Poor Rupert. In 2005, News Corp. bought out MySpace for $580 million. And since then, users grew tired of flashing animating GIFs and auto-playing songs and vacated in droves to the (arguably) greener pastures of Facebook and Twitter. As iPhone and Android apps brought the latter two more widespread use, MySpace languished. Soon, it was left to be the rundown corner of the web -- a virtual city in disarray. It became the butt of jokes, replacing Friendster as the social media whipping boy for the latter half of the '00s.

But yesterday, it was announced that Specific Media bought the ailing site. For how much? $35 million.

Yes, the loss was massive, but according to Anders Bylund at Ars Technica, the operating loss amounted to much more than $500 million.

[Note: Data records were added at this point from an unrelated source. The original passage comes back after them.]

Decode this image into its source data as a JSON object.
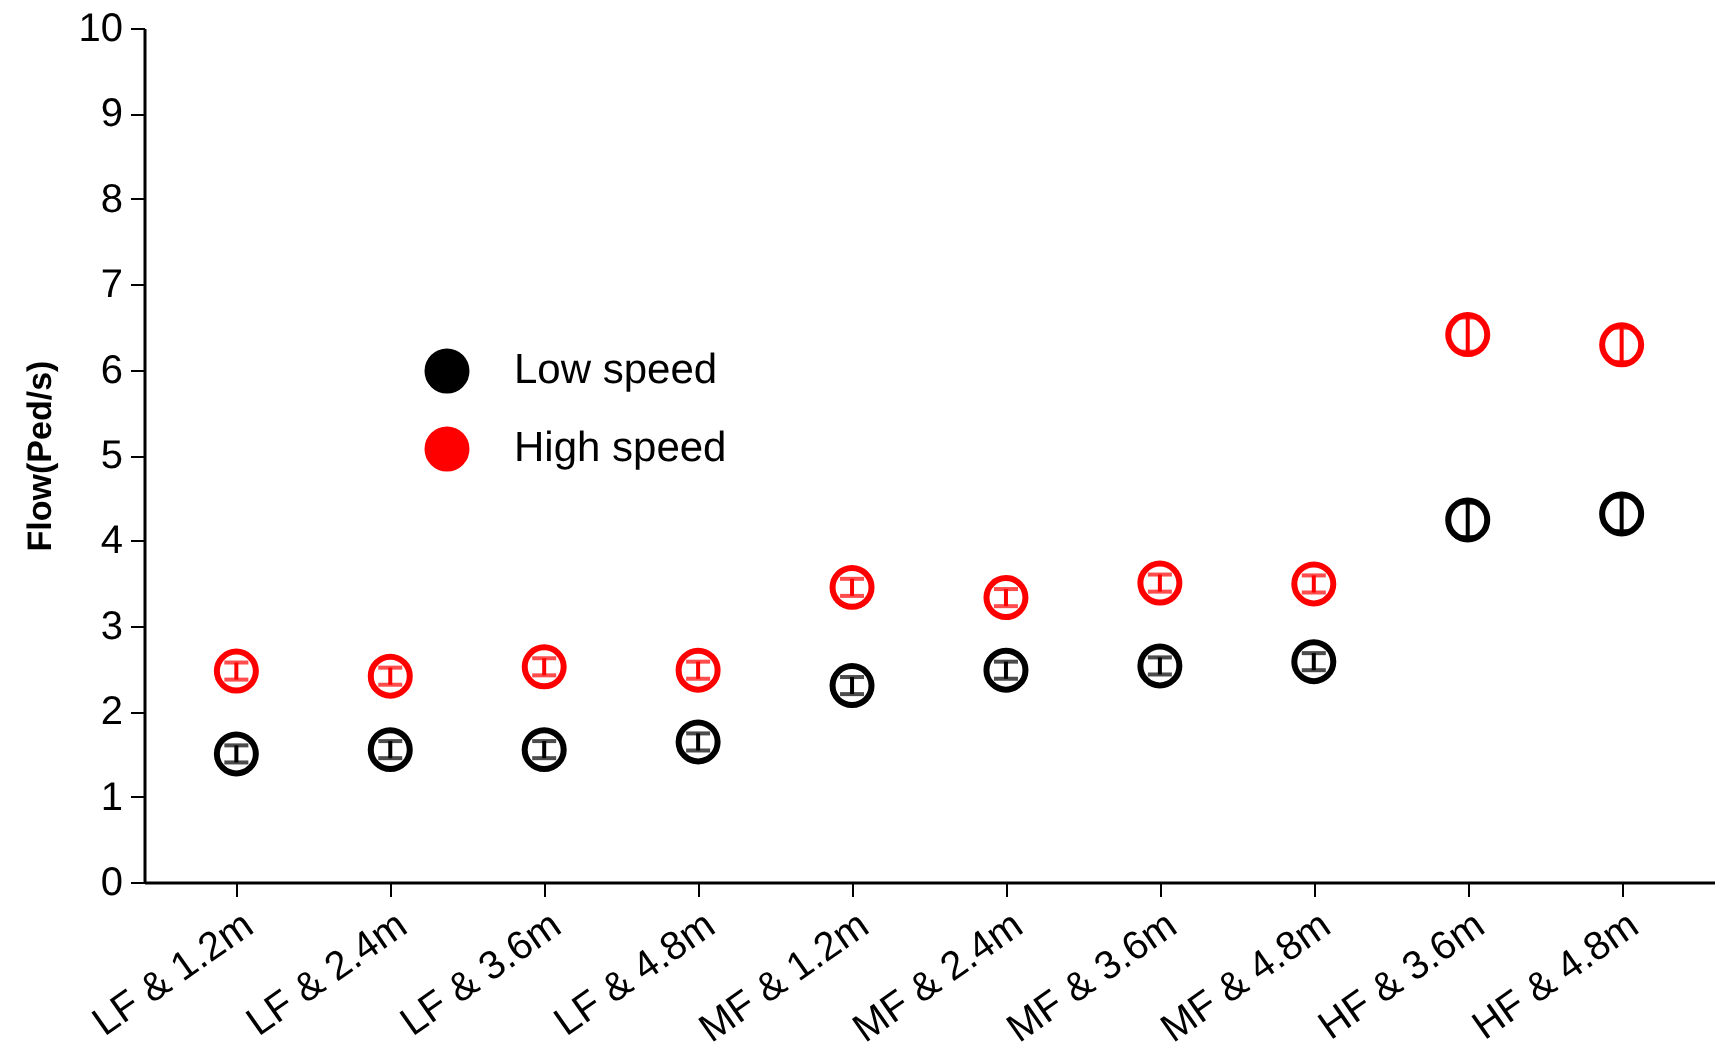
{
  "chart_data": {
    "type": "scatter",
    "ylabel": "Flow(Ped/s)",
    "categories": [
      "LF & 1.2m",
      "LF & 2.4m",
      "LF & 3.6m",
      "LF & 4.8m",
      "MF & 1.2m",
      "MF & 2.4m",
      "MF & 3.6m",
      "MF & 4.8m",
      "HF & 3.6m",
      "HF & 4.8m"
    ],
    "series": [
      {
        "name": "Low speed",
        "color": "#000000",
        "values": [
          1.5,
          1.55,
          1.55,
          1.64,
          2.3,
          2.48,
          2.53,
          2.58,
          4.24,
          4.31
        ],
        "errors": [
          0.1,
          0.1,
          0.1,
          0.1,
          0.1,
          0.1,
          0.1,
          0.1,
          0.2,
          0.2
        ]
      },
      {
        "name": "High speed",
        "color": "#ff0000",
        "values": [
          2.47,
          2.41,
          2.52,
          2.48,
          3.45,
          3.33,
          3.5,
          3.49,
          6.41,
          6.29
        ],
        "errors": [
          0.1,
          0.1,
          0.1,
          0.1,
          0.1,
          0.1,
          0.1,
          0.1,
          0.2,
          0.2
        ]
      }
    ],
    "ylim": [
      0,
      10
    ],
    "yticks": [
      0,
      1,
      2,
      3,
      4,
      5,
      6,
      7,
      8,
      9,
      10
    ],
    "marker": "circle",
    "legend": "top left",
    "grid": false
  }
}
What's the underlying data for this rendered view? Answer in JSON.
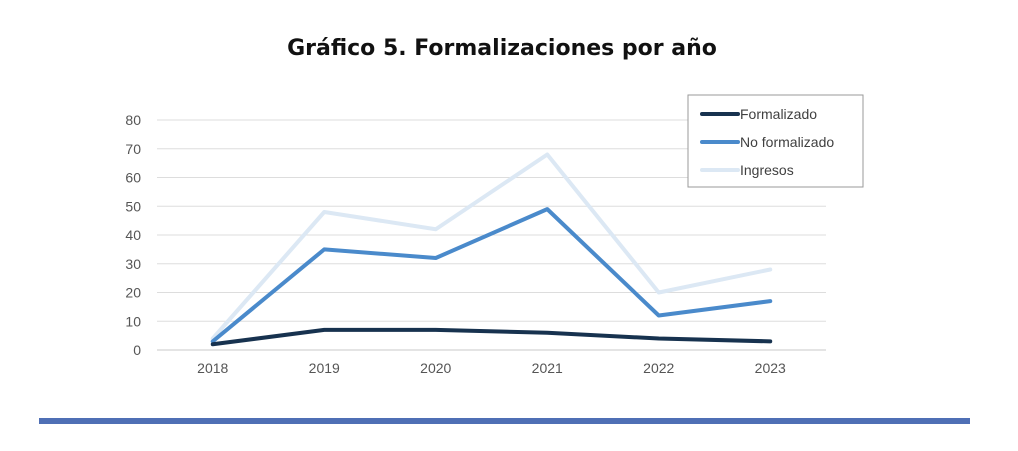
{
  "title": "Gráfico 5. Formalizaciones por año",
  "chart_data": {
    "type": "line",
    "x": [
      "2018",
      "2019",
      "2020",
      "2021",
      "2022",
      "2023"
    ],
    "y_tick_labels": [
      "0",
      "10",
      "20",
      "30",
      "40",
      "50",
      "60",
      "70",
      "80"
    ],
    "ylim": [
      0,
      80
    ],
    "grid": true,
    "legend_position": "top-right",
    "series": [
      {
        "name": "Formalizado",
        "color": "#17324f",
        "values": [
          2,
          7,
          7,
          6,
          4,
          3
        ]
      },
      {
        "name": "No formalizado",
        "color": "#4a8acb",
        "values": [
          3,
          35,
          32,
          49,
          12,
          17
        ]
      },
      {
        "name": "Ingresos",
        "color": "#dce8f4",
        "values": [
          4,
          48,
          42,
          68,
          20,
          28
        ]
      }
    ]
  }
}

"So all things considered, MySpace has cost Murdoch's empire something like $1.3 billion," Bylund writes. "Even if my assumptions are way off, the final cost can't be less than $1 billion. That fiasco isn't putting Murdoch out of business: News Corp turned a $2.9 billion dollar profit in the last four quarters and generated $2.2 billion in free cash flow, for example. But it still stings as Murdoch's dreams of an end-to-end interactive media empire falls apart. And his shareholders have been trailing the broader market as well as rivals Viacom and Disney over those five painful years."

Strange, considering Murdoch's history with erecting paywalls and removing articles from Google News, it seems like he has his finger on the pulse of what online users want.